Intelectual a la vez, y en contacto con los argentinos de FORJA desde su anterior exilio, le escribía a Gabriel Del Mazo: “En cuatro meses hemos realizado lo que no se hizo en 20 años”. Según refiere el historiador Roberto Ferrero, en esos cuatros meses, Natalicio “apoyó firmemente las empresas mixtas COPAR y COPAL (creadas en el gobierno anterior) para el fomento agropecuario, y mantuvo el monopolio estatal de la nafta que él mismo había establecido en su paso por el Ministerio de Hacienda en el gobierno de su antecesor; creó la Dirección de Industrias paraguayas (DIP) y las empresas estatales Administración de Empresas Fiscales (ADEP) y Administración Nacional de Electricidad (ANDE); hizo aprobar por el Parlamento la Ley de Colonización de Misiones, que modificó a su vez el Código Agrario, estableciendo la facultad del Estado para expropiar tierra privada en razón de su función social; impulsó el Crédito Agrícola de habilitación para favorecerá los pequeños propietarios; y estableció el Sistema de Colonias Agrícolas: una colonia cada 100 familias, a las que se le entregaba una casa y entre 10 y 40 ha por familia, asesoradas en sus tareas por un experto en materia agropecuaria.
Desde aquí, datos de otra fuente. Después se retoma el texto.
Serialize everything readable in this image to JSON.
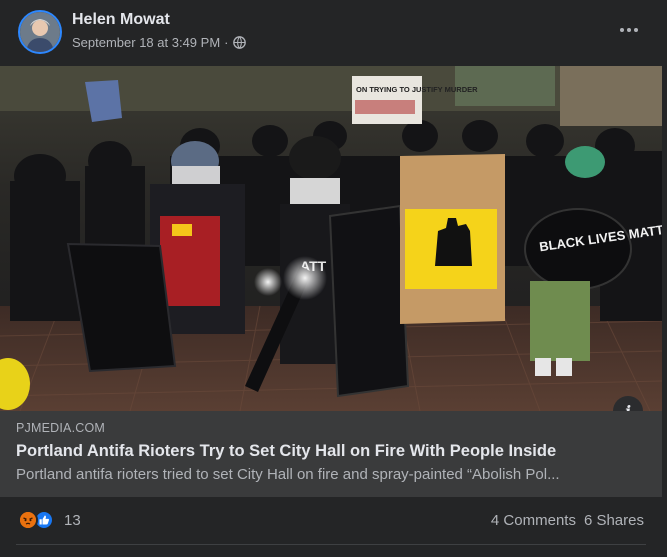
{
  "post": {
    "author": "Helen Mowat",
    "timestamp": "September 18 at 3:49 PM",
    "separator": "·",
    "privacy_icon": "globe-icon",
    "menu_icon": "more-options-icon"
  },
  "photo": {
    "signs": {
      "top_sign": "ON TRYING TO JUSTIFY MURDER",
      "shield_text": "BLACK LIVES MATTER",
      "small_sign": "ATT"
    },
    "info_icon": "info-icon"
  },
  "link": {
    "domain": "PJMEDIA.COM",
    "title": "Portland Antifa Rioters Try to Set City Hall on Fire With People Inside",
    "description": "Portland antifa rioters tried to set City Hall on fire and spray-painted “Abolish Pol..."
  },
  "footer": {
    "reaction_count": "13",
    "comments": "4 Comments",
    "shares": "6 Shares"
  },
  "colors": {
    "background": "#242526",
    "link_box": "#3a3b3c",
    "like_blue": "#1877f2",
    "angry_orange": "#e9710f",
    "avatar_ring": "#2d88ff"
  }
}
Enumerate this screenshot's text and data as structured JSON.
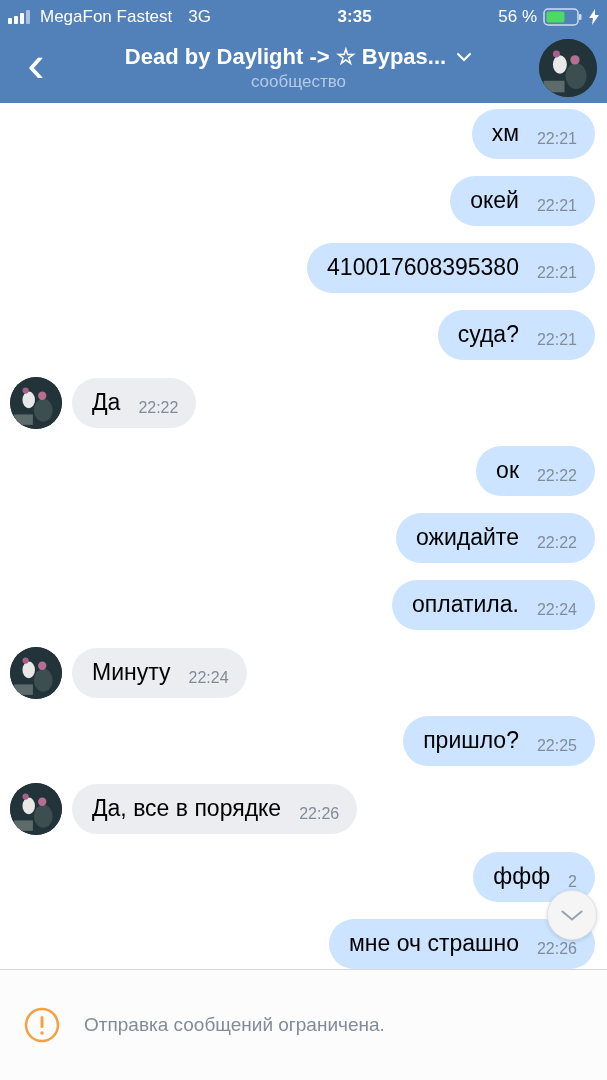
{
  "status_bar": {
    "carrier": "MegaFon Fastest",
    "network": "3G",
    "time": "3:35",
    "battery": "56 %"
  },
  "header": {
    "back": "‹",
    "title": "Dead by Daylight -> ☆ Bypas...",
    "subtitle": "сообщество"
  },
  "messages": [
    {
      "kind": "out",
      "text": "хм",
      "time": "22:21"
    },
    {
      "kind": "out",
      "text": "окей",
      "time": "22:21"
    },
    {
      "kind": "out",
      "text": "410017608395380",
      "time": "22:21"
    },
    {
      "kind": "out",
      "text": "суда?",
      "time": "22:21"
    },
    {
      "kind": "in",
      "text": "Да",
      "time": "22:22"
    },
    {
      "kind": "out",
      "text": "ок",
      "time": "22:22"
    },
    {
      "kind": "out",
      "text": "ожидайте",
      "time": "22:22"
    },
    {
      "kind": "out",
      "text": "оплатила.",
      "time": "22:24"
    },
    {
      "kind": "in",
      "text": "Минуту",
      "time": "22:24"
    },
    {
      "kind": "out",
      "text": "пришло?",
      "time": "22:25"
    },
    {
      "kind": "in",
      "text": "Да, все в порядке",
      "time": "22:26"
    },
    {
      "kind": "out",
      "text": "ффф",
      "time": "2"
    },
    {
      "kind": "out",
      "text": "мне оч страшно",
      "time": "22:26"
    }
  ],
  "footer": {
    "notice": "Отправка сообщений ограничена."
  }
}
En el plano de la Educación y la Cultura, comenzó por elevar el presupuesto universitario a más del doble y se puso personalmente a estudiar las modificaciones a la enseñanza en el espíritu de la Reforma de 1918, implementando la enseñanza bilingüe castellano-guaraní y la vivificación del espíritu nacional”.

Tenía en sus planes, según el historiador nacional de Córdoba, ferrocarriles, caminos, un millar de escuelas en cuatro años, una represa sobre el río Tebicuary para hacerlo navegable, una gran acería, energía hidroeléctrica producida por el abundante sistema fluvial guaraní y otros planes no menos ambiciosos.

El mismo Gabriel Del Mazo escribiría lo siguiente sobre el “insigne paraguayo y americano”: “En un tiempo en que arrastradas por un afán frenético de europeización, las clases dirigentes consideraban como un infalible artículo de fe la conveniencia de copiar al pie de la letra las instituciones ultramarinas para dominar “nuestra barbarie” y para encauzar por ellas el desenvolvimiento histórico de los pueblos americanos, Natalicio González insurgió contra semejante actitud y, llevando a sus consecuencias doctrinales la empresa de reivindicación histórica con la que O´Leary valoró y realzó para siempre los rasgos del espíritu paraguayo que se ligan a los nombres del Dr. Francia y de los López, precisamente porque se engendraron en la entraña viva del pueblo, demostró la radical inadecuación de la constitución escrita a la constitución inmanente del genio nativo. Su crítica no se detuvo en el análisis de las instituciones importadas.

Y concluía Del Mazo: “Dispuesto a concluir con la tesitura de los ideólogos que en el Paraguay, como en todos los países de América proceden desestimando y vilipendiando lo propio –para justificar el vasallaje a la civilización foránea-, González acometió la tarea de mostrar que el Paraguay es una entidad espiritual típica que se desarrolla en el tiempo histórico de acuerdo a rasgos peculiares e inconfundibles”, que no se debe dejar arrastrar por categorías ni instituciones importadas.  

Ese era el legado común de esos cuatros patriotas latinoamericanos de cuatro puntos distintos de Nuestra América, que hemos querido rescatar en homenaje a su memoria.